I then selected a competition date, and dove headfirst into competition prep mode. And for the first time in over a decade, I actually followed through and carried out the detailed plan, piece by piece, sculpting my physique in a fashion similar to those of the fitness models that I (still) admire in the pages of Oxygen.  As soon as I stopped worrying about the possibility of people laughing at me, or if they would question whether or not I had the “right” to be on stage, and focused on developing my own physique in ITS best possible condition, a huge weight (pardon the pun!) was lifted off of my shoulders. I was, after all, going after this for myself- it was no one else’s dream other than my own! It was then that I realized the only person I had to prove anything to was ME.  I had been so hard on myself all along because deep down I always knew that I had it in me- the strength, the will, the focus and determination- to follow through with this fitness plan of competing and try it- at least once!

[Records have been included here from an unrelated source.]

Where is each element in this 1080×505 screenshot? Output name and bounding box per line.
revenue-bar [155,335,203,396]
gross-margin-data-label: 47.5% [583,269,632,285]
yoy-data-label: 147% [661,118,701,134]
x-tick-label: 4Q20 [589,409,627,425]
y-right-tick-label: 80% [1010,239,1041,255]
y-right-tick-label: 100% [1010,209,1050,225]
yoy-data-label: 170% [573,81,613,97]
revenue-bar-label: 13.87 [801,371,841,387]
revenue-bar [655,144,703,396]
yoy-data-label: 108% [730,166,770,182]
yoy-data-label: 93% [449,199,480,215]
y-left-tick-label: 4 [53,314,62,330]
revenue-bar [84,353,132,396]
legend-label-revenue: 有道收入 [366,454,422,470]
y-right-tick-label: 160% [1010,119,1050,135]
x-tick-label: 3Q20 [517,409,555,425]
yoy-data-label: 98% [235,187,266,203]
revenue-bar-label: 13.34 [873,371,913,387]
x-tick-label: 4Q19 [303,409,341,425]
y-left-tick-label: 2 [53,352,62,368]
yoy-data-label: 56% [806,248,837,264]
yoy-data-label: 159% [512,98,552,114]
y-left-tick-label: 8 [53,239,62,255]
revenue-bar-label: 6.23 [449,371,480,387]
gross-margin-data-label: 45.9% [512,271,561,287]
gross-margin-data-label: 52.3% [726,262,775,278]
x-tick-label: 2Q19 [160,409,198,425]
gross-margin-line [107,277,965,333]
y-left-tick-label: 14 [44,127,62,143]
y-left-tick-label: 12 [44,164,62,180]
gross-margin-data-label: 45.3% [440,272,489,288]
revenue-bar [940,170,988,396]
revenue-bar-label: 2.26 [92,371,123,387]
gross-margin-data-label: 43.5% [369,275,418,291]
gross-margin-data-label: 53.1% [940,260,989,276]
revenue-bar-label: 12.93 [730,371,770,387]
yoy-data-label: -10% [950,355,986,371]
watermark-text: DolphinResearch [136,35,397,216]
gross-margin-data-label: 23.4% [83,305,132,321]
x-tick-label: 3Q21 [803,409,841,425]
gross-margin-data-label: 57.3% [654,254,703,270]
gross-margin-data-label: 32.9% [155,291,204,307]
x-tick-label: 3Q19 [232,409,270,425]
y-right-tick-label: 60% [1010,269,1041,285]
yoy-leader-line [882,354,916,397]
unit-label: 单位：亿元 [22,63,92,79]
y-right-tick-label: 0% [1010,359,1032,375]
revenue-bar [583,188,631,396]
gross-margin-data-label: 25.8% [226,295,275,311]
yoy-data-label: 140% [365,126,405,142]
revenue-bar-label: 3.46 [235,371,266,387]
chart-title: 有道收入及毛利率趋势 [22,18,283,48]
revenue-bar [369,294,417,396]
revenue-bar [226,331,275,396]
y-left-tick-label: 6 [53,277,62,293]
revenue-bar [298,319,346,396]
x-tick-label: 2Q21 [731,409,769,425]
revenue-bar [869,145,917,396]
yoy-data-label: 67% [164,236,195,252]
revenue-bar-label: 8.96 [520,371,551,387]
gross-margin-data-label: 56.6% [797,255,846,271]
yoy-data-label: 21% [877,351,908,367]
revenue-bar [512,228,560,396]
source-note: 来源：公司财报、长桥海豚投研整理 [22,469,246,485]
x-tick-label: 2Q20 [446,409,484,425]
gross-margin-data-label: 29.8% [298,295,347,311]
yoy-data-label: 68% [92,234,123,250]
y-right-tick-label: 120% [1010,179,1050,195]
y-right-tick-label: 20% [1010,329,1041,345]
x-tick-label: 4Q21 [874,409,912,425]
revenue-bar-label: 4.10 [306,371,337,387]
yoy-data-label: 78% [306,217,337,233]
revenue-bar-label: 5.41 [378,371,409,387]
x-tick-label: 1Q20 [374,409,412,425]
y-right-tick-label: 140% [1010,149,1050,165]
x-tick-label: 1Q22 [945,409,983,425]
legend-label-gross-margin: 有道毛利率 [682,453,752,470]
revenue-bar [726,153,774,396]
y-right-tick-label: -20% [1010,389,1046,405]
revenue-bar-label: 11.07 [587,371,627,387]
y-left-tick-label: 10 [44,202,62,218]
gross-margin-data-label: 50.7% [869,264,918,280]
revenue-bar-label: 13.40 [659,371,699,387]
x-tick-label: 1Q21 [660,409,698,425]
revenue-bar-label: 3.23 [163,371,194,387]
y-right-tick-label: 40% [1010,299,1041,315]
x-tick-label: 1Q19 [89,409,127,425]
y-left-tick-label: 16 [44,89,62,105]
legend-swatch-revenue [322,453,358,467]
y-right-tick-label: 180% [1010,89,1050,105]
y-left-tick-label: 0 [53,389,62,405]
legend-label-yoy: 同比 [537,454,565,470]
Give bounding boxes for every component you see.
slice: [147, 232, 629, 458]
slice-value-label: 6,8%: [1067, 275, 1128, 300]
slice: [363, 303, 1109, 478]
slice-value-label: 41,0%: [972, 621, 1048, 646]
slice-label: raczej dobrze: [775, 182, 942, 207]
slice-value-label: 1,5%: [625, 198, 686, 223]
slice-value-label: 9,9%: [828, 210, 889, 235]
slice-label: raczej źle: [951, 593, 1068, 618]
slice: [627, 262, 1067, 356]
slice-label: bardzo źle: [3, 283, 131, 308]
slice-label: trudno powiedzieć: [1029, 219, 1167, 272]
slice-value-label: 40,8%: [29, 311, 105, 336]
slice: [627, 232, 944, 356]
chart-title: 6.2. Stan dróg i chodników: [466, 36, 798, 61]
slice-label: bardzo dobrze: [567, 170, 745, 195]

It truly didn’t hit me until the morning of the competition, as I was dressed in my custom crystalized bikini and primping last minute with my fellow competitors, when my best friend called to wish me luck. “Good luck good luck!!!” she said, cheering on the phone from the opposite coast. “We’ve been waiting for you to do this for years, yay! You’re finally there, I am SO proud of you!!!” and tears welled up in my eyes. My goodness, I thought to myself. She was right. I was FINALLY there. What in the heck HAD I been waiting for all of these years? It was then and there that I already knew I had won. No, not that I had literally won the competition (I came in 2nd as a matter of fact) but that I had finally stopped procrastinating, and doubting myself and my own abilities. There I was, ready to go on stage- at my very first fitness competition! A decade+ in the making, this event is something that I will never forget, and as a matter of fact has completely changed the course of my life (guess we’ll save that for another blog entry as well) all because I took that first step and decided to finally stop waiting, wishing, hoping and doubting. My goodness! It was about time!

So whatever it may be that you’re holding back on, second-guessing yourself about or just afraid to try…remember that even the smallest of steps taken is one more in the right direction than if you had remained standing still.  Cast away any and every ounce of self-doubt- you are capable of far more than you realize!